Gardening For Wellness
Working in the garden is not just a relaxing hobby – as pastimes go, it’s one that offers distinct health benefits in addition to the obvious advantage of growing nutritious fruit and vegetables to eat.
It can be relaxing while giving you a low-impact physical workout. As you bend or squat or plant seeds and pull weeds, you’re working most of your major muscle groups in your arms, shoulders, back, legs and abdomen. This gentle working and stretching improves joint flexibility and muscle strength, as well as burning off calories.
We live in a fast-paced, buzzing world and moments where we’re able to stop and relax are often few and far between. Gardening offers a fantastic break from the pressures of everyday life, allowing time to think things over and clear your mind. A Dutch study concluded that people who spent half an hour gardening after a stressful task not only reported feeling in a better mood than another group who spent time reading indoors, but also had measurably lower levels of the stress hormone, cortisol.

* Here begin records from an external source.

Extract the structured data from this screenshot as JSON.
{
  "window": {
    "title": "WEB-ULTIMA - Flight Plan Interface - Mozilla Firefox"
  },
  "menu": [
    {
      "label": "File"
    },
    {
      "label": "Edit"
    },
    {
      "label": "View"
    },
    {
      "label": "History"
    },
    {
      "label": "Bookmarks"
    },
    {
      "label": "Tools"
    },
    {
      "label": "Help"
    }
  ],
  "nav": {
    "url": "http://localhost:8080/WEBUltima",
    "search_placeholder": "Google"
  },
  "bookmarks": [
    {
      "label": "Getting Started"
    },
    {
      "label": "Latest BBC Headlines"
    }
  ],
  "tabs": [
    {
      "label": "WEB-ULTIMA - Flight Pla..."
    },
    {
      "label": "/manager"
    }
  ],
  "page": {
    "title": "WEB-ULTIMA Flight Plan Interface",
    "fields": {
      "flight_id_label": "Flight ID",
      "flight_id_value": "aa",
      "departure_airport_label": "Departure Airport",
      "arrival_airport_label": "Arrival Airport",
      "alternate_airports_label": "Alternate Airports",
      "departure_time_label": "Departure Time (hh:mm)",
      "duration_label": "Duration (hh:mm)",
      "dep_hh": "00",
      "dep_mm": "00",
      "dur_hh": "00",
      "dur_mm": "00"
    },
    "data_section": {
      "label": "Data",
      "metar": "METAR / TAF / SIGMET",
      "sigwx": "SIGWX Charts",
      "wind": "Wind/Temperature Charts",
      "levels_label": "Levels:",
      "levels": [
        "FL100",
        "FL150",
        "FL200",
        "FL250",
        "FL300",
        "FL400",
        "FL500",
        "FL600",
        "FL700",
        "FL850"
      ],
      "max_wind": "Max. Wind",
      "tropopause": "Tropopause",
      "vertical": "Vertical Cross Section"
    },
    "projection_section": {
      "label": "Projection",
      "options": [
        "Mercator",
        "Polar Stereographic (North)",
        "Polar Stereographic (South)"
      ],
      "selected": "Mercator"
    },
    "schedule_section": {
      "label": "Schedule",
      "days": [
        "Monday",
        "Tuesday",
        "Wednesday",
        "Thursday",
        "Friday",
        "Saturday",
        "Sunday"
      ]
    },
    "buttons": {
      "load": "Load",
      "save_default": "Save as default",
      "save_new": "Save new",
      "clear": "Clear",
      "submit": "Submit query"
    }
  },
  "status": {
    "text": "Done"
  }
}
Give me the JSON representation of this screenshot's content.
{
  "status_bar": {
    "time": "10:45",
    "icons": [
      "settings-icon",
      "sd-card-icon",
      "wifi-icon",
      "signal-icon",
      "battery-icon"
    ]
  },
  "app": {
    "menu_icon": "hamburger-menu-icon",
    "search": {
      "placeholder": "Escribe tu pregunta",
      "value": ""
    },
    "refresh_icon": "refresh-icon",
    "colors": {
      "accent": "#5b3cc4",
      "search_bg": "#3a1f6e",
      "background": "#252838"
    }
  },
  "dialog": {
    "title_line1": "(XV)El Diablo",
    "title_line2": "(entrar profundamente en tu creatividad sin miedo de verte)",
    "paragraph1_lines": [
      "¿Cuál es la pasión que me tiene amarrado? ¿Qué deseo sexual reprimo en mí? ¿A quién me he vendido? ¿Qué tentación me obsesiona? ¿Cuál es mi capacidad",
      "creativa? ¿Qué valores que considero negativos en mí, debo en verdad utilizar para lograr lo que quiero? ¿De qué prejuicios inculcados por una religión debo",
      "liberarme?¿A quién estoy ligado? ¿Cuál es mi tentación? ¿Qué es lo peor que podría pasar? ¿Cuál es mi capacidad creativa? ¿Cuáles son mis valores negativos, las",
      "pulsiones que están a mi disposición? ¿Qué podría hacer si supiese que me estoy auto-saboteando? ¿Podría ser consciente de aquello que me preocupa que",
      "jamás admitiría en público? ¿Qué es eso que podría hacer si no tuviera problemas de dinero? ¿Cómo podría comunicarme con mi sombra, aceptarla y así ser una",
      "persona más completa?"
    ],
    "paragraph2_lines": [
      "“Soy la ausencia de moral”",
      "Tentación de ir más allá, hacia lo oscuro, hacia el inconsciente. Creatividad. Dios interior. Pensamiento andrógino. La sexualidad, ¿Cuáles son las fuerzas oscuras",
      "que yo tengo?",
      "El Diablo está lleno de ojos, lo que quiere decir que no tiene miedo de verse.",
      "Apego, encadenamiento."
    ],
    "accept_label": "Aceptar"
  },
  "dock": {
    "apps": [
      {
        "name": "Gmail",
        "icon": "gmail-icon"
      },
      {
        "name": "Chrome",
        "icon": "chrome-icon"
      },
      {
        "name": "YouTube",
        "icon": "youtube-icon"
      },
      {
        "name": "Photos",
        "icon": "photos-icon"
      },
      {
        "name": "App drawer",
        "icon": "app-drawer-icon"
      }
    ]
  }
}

Gardening also exercises your creativity. Designing and maintaining a garden is a constant process of planning which plants to put where, and this involves flexing your imagination – all gardeners need to visualise how their garden will look in seasons to come. You also need logic to decide what flowers go together and which do not, which need sun or shade, which need protection from the wind or staking, and so on. As with any mental activity that involves creative thinking and reasoning, this brings real brain benefits in later life.
Getting to grips with your garden can benefit spiritual wellness, too. As modern humans, we spend a great deal of time cut off from nature in our homes and places of work, walking paved streets and driving through busy cities. It may sound clichéd, but gardening really does give us an opportunity to reconnect with nature, with a reminder that we are just one part of the diverse ecosystem that makes up the planet.